Resident Physicians in the UK to Begin Five Consecutive Day Walkout Next Month

Medical professionals in England are preparing to stage a five-day strike in November, in protest over jobs and pay.

Strike Details

The BMA stated that junior physicians will walk out for five days in a row from November 14 at 7am to 7am on 19 November.

Junior physicians, who make up nearly 50% of all medical staff in the NHS, are taking this action after failed negotiations with the health department.

Reasons Behind the Strike

The chair of the BMA’s resident doctors committee stated, “We did not want to reach this point. We have spent the last week in talks with officials, urging the health minister to resolve the scandal of doctors going unemployed.”

“We know from our own survey half of second-year doctors in the UK are struggling to find jobs, their skills going to waste whilst millions of patients wait endlessly for treatment and shifts in hospitals remain vacant. This is a situation which cannot go on.”

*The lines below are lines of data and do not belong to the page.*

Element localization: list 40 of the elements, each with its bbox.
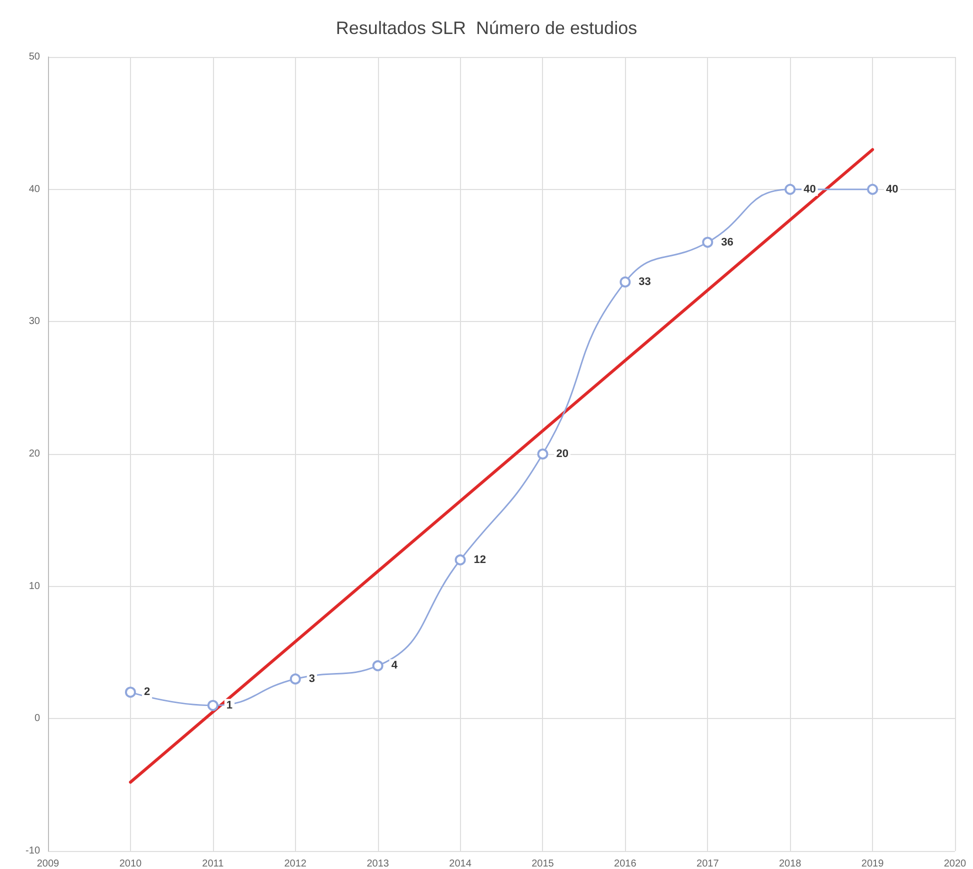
y-tick-label: 10 [28,580,40,592]
data-label: 33 [638,276,651,288]
y-tick-label: -10 [26,846,40,856]
x-tick-label: 2009 [36,858,60,869]
x-tick-label: 2016 [614,858,637,869]
point [124,686,136,698]
x-tick-label: 2020 [944,858,967,869]
data-label: 12 [474,554,486,566]
data-label: 2 [144,686,150,698]
point [290,673,301,684]
data-label: 40 [804,183,816,196]
y-tick-label: 30 [28,316,40,328]
x-tick-label: 2010 [119,858,142,869]
data-label: 36 [721,236,734,248]
y-tick-label: 20 [28,448,40,460]
data-label: 1 [226,699,233,712]
x-tick-label: 2011 [202,858,224,869]
data-label: 3 [308,672,315,685]
x-tick-label: 2012 [284,858,307,869]
point [372,660,384,672]
chart-title: Resultados SLR Número de estudios [336,18,638,38]
point [620,276,631,288]
data-label: 4 [391,660,398,672]
y-tick-label: 0 [34,713,40,724]
data-label: 40 [886,183,898,196]
data-label: 20 [556,448,568,460]
point [867,184,878,195]
point [702,236,714,248]
point [784,184,796,195]
point [207,700,218,711]
point [537,448,548,460]
y-tick-label: 40 [28,184,40,195]
x-tick-label: 2017 [696,858,720,869]
point [454,554,466,566]
x-tick-label: 2014 [449,858,472,869]
x-tick-label: 2015 [532,858,554,869]
x-tick-label: 2013 [366,858,390,869]
x-tick-label: 2018 [778,858,802,869]
x-tick-label: 2019 [861,858,884,869]
y-tick-label: 50 [28,52,40,62]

He added, “We negotiated sincerely, keen for the minister to understand that a deal including options to gradually reverse the cuts to pay over several years, giving newly trained doctors a raise of only £1 per hour for the coming four years.”

“We hoped the authorities would see that our demands are not just reasonable but are in the interest of the community and our patients and would also help prevent our doctors departing from the NHS.”

About Resident Doctors

Junior physicians have anywhere up to eight years’ experience working as a hospital doctor, based on their field, or as many as three years in general practice.

More details are expected shortly.

Brittany Davis
Brittany Davis

A gaming technology analyst with over a decade of experience in slot machine design and regulatory compliance.